#### 1. Loading the data set - training data.

In [6]:
from sklearn.datasets import fetch_20newsgroups
twenty_train = fetch_20newsgroups(subset='train', shuffle=True)

#### 2. Extracting features from text files

In [7]:
from sklearn.feature_extraction.text import CountVectorizer
count_vect = CountVectorizer()
X_train_counts = count_vect.fit_transform(twenty_train.data)
X_train_counts.shape

(11314, 130107)

#### 3. TF-IDF

In [9]:
from sklearn.feature_extraction.text import TfidfTransformer
tfidf_transformer = TfidfTransformer()
X_train_tfidf = tfidf_transformer.fit_transform(X_train_counts)
X_train_tfidf.shape

(11314, 130107)

#### 4. Machine Learning
#### For the sake of showing how to save and load a model in sklearn, I will just use the Naive Bayes (NB) classifier on training data.

In [11]:
from sklearn.naive_bayes import MultinomialNB
clf = MultinomialNB().fit(X_train_tfidf, twenty_train.target)
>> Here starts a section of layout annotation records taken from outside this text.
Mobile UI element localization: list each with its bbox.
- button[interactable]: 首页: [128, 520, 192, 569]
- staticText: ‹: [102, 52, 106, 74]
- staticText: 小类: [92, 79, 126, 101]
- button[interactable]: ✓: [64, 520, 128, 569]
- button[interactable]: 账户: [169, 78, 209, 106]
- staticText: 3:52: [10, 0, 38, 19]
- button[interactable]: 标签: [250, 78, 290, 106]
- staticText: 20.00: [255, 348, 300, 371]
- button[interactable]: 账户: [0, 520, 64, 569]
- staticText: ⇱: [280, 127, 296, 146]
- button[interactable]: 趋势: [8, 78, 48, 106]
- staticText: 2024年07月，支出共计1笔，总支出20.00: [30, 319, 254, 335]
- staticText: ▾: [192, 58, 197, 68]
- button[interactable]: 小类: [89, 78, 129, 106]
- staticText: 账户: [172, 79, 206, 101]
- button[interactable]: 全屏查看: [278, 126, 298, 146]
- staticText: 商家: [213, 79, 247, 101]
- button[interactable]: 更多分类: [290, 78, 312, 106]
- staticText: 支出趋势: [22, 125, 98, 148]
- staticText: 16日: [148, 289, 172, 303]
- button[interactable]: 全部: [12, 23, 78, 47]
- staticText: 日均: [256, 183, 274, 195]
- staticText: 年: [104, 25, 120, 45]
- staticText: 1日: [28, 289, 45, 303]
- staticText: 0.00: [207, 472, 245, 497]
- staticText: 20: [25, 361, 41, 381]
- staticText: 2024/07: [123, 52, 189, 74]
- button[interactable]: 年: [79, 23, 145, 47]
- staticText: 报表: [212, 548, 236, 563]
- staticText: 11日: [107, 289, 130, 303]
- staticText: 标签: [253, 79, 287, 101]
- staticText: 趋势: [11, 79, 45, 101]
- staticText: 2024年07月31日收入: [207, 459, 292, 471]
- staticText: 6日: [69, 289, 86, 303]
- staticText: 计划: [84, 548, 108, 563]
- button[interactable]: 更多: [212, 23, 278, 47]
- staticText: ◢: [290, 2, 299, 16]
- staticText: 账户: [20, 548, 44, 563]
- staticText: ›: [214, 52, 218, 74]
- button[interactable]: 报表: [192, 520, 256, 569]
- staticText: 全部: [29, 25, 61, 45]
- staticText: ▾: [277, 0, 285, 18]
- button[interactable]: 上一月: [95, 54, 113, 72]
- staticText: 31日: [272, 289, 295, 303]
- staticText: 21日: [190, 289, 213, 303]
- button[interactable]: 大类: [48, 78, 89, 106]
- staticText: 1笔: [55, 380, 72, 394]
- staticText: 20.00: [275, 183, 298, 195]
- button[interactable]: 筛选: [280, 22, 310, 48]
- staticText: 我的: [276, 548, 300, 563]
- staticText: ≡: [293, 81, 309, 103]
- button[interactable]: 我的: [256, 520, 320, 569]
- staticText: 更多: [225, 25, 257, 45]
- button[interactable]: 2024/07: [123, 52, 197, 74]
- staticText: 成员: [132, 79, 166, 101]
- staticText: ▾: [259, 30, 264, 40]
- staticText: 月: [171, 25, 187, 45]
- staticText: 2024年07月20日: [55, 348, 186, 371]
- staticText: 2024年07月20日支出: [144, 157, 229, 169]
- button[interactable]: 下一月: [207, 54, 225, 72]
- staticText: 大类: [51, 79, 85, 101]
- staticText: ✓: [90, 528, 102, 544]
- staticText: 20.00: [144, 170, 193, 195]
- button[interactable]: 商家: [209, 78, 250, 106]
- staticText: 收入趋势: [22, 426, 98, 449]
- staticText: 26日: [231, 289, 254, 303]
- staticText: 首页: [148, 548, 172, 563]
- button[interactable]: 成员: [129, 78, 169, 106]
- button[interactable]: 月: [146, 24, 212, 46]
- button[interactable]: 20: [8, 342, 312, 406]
Building a pipeline: We can write less code and do all of the above, by building a pipeline as follows:
The names ‘vect’ , ‘tfidf’ and ‘clf’ are arbitrary but will be used later.
We will be using the 'text_clf' going forward.

In [12]:
from sklearn.pipeline import Pipeline

text_clf = Pipeline([('vect', CountVectorizer()), ('tfidf', TfidfTransformer()), ('clf', MultinomialNB())])

text_clf = text_clf.fit(twenty_train.data, twenty_train.target)

#### 4. Evaluating

In [14]:

import numpy as np
twenty_test = fetch_20newsgroups(subset='test', shuffle=True)
predicted = text_clf.predict(twenty_test.data)
np.mean(predicted == twenty_test.target)

0.7738980350504514

#### 6. Saving sklearn model with pickle

In [17]:
import pickle

In [22]:
with open('clf_text.pickle', 'wb') as f:
    pickle.dump(text_clf, f)

#### 6. Loading sklearn model with pickle

In [27]:
with open('clf_text.pickle', 'rb') as f:
    clf = pickle.load(f)

In [28]:
new_predicted = clf.predict(twenty_test.data)
np.mean(new_predicted == twenty_test.target)

0.7738980350504514

As you can see above, the accuracy is the same.